„I am asking you to live in the presence of reality, an invigorating life.“
– Virginia Woolf

„Let me be the feminist killjoy,“ so beginnt die Rede, die Andrea Braidt, die wir im folgenden abdrucken. Gehalten hat sie diese beim Abschlussevent der Forschungsplattform „GAIN Gender – Ambivalent In_Visibilities“, das am 5.3.2026 in Wien stattfand. Weitergefördert wird GAIN nicht – Zeit für ein Resümee und eine feministische Inspektion solcher Beschlüsse (nicht nur) an der Universität Wien. GAIN wurde im Mai 2020 als interdisziplinäres Netzwerk von Wissenschaftlerinnen aus fünf Fakultäten an der Universität Wien eingerichtet.
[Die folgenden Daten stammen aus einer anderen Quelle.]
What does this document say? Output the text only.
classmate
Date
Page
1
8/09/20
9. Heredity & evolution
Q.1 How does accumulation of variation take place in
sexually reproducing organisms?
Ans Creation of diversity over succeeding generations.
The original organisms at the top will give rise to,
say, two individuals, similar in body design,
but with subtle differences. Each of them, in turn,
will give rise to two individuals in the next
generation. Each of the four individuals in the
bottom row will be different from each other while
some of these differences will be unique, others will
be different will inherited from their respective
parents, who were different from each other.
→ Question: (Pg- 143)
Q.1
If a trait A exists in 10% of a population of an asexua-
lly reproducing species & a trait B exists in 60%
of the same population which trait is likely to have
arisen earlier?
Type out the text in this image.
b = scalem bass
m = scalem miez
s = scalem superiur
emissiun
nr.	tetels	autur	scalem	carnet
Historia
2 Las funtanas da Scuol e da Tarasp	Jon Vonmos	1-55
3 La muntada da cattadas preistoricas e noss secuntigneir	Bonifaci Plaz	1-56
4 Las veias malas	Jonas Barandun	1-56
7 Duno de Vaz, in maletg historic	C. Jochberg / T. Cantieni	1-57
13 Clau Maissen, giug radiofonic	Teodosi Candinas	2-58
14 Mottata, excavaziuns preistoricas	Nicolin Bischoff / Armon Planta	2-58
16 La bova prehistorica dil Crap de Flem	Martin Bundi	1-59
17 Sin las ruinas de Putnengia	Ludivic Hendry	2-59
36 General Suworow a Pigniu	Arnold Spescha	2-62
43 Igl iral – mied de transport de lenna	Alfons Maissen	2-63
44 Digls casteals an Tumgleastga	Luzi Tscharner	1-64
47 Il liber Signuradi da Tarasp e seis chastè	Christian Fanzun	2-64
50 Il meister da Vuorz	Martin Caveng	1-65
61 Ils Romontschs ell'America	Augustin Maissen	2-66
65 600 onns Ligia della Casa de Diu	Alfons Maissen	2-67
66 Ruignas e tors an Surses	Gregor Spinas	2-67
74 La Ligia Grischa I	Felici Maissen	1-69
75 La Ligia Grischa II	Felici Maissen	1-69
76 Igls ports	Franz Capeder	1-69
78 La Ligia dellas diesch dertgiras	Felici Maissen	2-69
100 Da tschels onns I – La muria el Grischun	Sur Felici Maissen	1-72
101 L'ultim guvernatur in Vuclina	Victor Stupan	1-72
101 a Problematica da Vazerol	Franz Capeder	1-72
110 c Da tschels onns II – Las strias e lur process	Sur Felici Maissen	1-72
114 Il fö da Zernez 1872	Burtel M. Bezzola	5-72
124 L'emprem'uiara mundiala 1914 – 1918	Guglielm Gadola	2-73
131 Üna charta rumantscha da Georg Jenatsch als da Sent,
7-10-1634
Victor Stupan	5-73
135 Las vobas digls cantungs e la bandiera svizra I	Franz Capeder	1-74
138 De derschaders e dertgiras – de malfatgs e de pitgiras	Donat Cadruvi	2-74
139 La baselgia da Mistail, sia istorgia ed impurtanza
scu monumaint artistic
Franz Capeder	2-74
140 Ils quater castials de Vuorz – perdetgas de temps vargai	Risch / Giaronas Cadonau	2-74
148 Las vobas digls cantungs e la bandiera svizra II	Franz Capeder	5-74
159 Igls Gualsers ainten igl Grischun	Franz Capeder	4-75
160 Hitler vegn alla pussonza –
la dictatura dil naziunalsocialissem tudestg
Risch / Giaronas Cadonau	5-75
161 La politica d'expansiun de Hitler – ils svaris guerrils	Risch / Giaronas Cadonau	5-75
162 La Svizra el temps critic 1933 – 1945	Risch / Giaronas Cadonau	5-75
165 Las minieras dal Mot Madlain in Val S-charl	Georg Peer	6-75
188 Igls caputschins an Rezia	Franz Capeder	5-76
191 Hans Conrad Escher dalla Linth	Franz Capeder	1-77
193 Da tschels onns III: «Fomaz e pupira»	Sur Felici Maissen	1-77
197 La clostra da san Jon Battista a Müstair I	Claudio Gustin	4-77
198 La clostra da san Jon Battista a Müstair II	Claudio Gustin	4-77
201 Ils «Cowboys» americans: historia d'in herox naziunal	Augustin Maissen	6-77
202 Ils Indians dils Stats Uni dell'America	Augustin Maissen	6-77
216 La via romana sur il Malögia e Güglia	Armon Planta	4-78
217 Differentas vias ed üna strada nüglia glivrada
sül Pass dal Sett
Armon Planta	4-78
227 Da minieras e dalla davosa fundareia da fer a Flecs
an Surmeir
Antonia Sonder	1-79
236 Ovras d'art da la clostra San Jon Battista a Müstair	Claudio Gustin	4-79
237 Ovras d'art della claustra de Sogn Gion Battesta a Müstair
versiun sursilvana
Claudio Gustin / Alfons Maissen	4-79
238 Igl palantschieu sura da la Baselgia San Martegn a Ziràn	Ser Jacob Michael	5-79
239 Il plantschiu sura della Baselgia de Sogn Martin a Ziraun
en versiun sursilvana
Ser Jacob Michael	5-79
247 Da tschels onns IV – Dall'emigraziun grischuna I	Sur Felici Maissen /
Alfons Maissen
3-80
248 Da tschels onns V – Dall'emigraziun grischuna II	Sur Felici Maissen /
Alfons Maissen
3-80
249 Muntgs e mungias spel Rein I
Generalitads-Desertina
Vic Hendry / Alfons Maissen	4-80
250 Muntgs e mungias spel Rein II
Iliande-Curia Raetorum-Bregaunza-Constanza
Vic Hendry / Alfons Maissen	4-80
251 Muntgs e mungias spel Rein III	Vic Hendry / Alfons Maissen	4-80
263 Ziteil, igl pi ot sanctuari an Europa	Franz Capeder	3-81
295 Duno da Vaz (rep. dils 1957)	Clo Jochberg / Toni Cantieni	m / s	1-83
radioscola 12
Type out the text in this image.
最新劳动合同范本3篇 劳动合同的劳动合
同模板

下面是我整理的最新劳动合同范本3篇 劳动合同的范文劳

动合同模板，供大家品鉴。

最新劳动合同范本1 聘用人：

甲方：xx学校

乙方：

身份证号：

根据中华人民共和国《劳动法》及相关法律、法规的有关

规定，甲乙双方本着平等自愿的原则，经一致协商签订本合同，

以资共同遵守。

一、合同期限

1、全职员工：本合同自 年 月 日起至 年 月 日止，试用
Die Forschungsplattform hat sich damit beschäftigt, wie Un_Sichtbarkeiten mit intersektional vergeschlechtlichten Machtkonstellationen, aber auch mit Widerständen dagegen verknüpft sind. Wie vielfältig, innovativ und international, aber auch wie inspirierend und solidarisch sich die Zusammenarbeit des GAIN Teams entwickelt hat, zeigte das Abschlussevent auf, bei dem die Arbeit der vergangenen sechs Jahre anhand der verschiedenen Formate vorgestellt wurde: Mit den GAIN Gender Bites und der GAIN Gender Lounge wurden aktuelle Fragen der Gender Studies einer breiteren Öffentlichkeit vorgestellt. Die GAIN Gender & Agency Lecture holte international renommierte Gäste an die Universität Wien. Eine Ausstellung widmete sich Close[t] Demonstrations – an exhibition on the multitudes of queer in_visibility.  Eine weitere Aufgabe von GAIN war die Förderung des Nachwuchses. Passend wurden bei der Veranstaltung die jährlichen GAIN Gender & Agency Preise für herausragende Dissertationen und MA-Arbeiten vergeben. Stolz auf die Arbeit(en) und Freude am gemeinsamen Tun kennzeichneten alle Beiträge des Abends. Zugleich wurden die Preise ein letztes Mal verliehen und die Berichte über die Aktivitäten konnten ausschließlich in der Vergangenheitsform formuliert werden, denn der Antrag auf Neubewilligung der Forschungsplattform wurde von der Universität abgelehnt. Diese Widersprüchlichkeit von gleichzeitig unbestreitbaren Erfolgen der Gender und Queer Studies und der Kürzung ihrer Mittel brachte Andrea Braidt in ihrem Abschlussstatement zum Ausdruck. Das betrifft nicht nur die Universität Wien, sondern folgt einem Trend, der die Gender und Queer Studies an vielen Standorten, in vielen Ländern betrifft.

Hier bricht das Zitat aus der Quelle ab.